First Cookham Toll Bridge.
As the chain ferry in the late 1830’s was slow and frequently had chain breaking due to wear and a fast flowing river at times, the result was the formation of The Cookham Bridge Company.
On 25 May 1839 a Mr Freebody was contracted to construct the bridge for £3,140 with George Treacher as the designer. Freebody was also contracted for a further £225 to build a Toll House and gates on the Buckinghamshire side of the river. Work started on the construction of the bridge in the Summer of 1839, and was finished by the end of the year, over-budget at a total cost of £4,224 The bridge was wooden and had 13 spans, nine of 24 ft and four of 18 ft. Cookham Bridge opened on 1 Jan 1840 and was let to a Mr Bolton at an annual rent of £350 although by 1844 it was only producing £330 per annum in tolls.

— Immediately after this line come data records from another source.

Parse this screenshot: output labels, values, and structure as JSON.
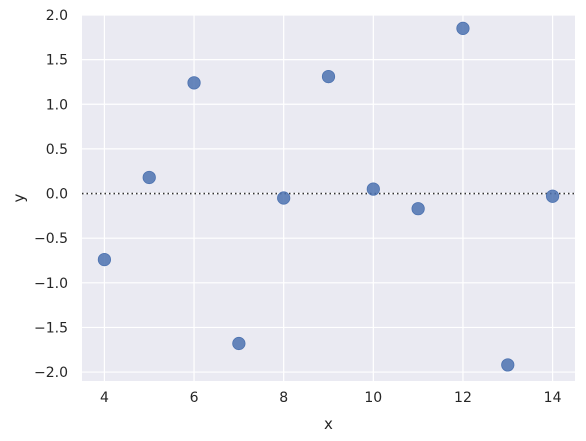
{
  "chart_data": {
    "type": "scatter",
    "title": "",
    "xlabel": "x",
    "ylabel": "y",
    "xlim": [
      3.5,
      14.5
    ],
    "ylim": [
      -2.1,
      2.0
    ],
    "xticks": [
      4,
      6,
      8,
      10,
      12,
      14
    ],
    "xtick_labels": [
      "4",
      "6",
      "8",
      "10",
      "12",
      "14"
    ],
    "yticks": [
      -2.0,
      -1.5,
      -1.0,
      -0.5,
      0.0,
      0.5,
      1.0,
      1.5,
      2.0
    ],
    "ytick_labels": [
      "−2.0",
      "−1.5",
      "−1.0",
      "−0.5",
      "0.0",
      "0.5",
      "1.0",
      "1.5",
      "2.0"
    ],
    "grid": true,
    "reference_line": {
      "y": 0,
      "style": "dotted"
    },
    "series": [
      {
        "x": [
          4,
          5,
          6,
          7,
          8,
          9,
          10,
          11,
          12,
          13,
          14
        ],
        "y": [
          -0.74,
          0.18,
          1.24,
          -1.68,
          -0.05,
          1.31,
          0.05,
          -0.17,
          1.85,
          -1.92,
          -0.03
        ],
        "color": "#4c72b0"
      }
    ],
    "colors": {
      "background": "#eaeaf2",
      "grid": "#ffffff",
      "marker": "#4c72b0",
      "text": "#262626"
    }
  }
}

Due to its wooden construction and the preservation of timber using creosote under hydraulic pressure was not yet in use. The bridge required a lot of maintenance, in 1859 George Treacher reported to the Cookham Bridge Company that several of the piles were "very much decayed and likely to give way". In Treacher's opinion the bridge was unlikely to survive the winter, so a Mr Cook of High Wycombe was engaged to make emergency repairs at a cost of £96 12s 2d. The repairs did little to stop the decay and five years later in 1864 the new surveyor, a Mr. Carter, described the bridge as "not dangerous, but not safe." “It may colapse if a heavy vehicle passes over it.” By 1866 the situation had deteriorated to such a degree that the lessee asked for a reduction in rent as the toll income had fallen off due to people being too afraid to use the bridge.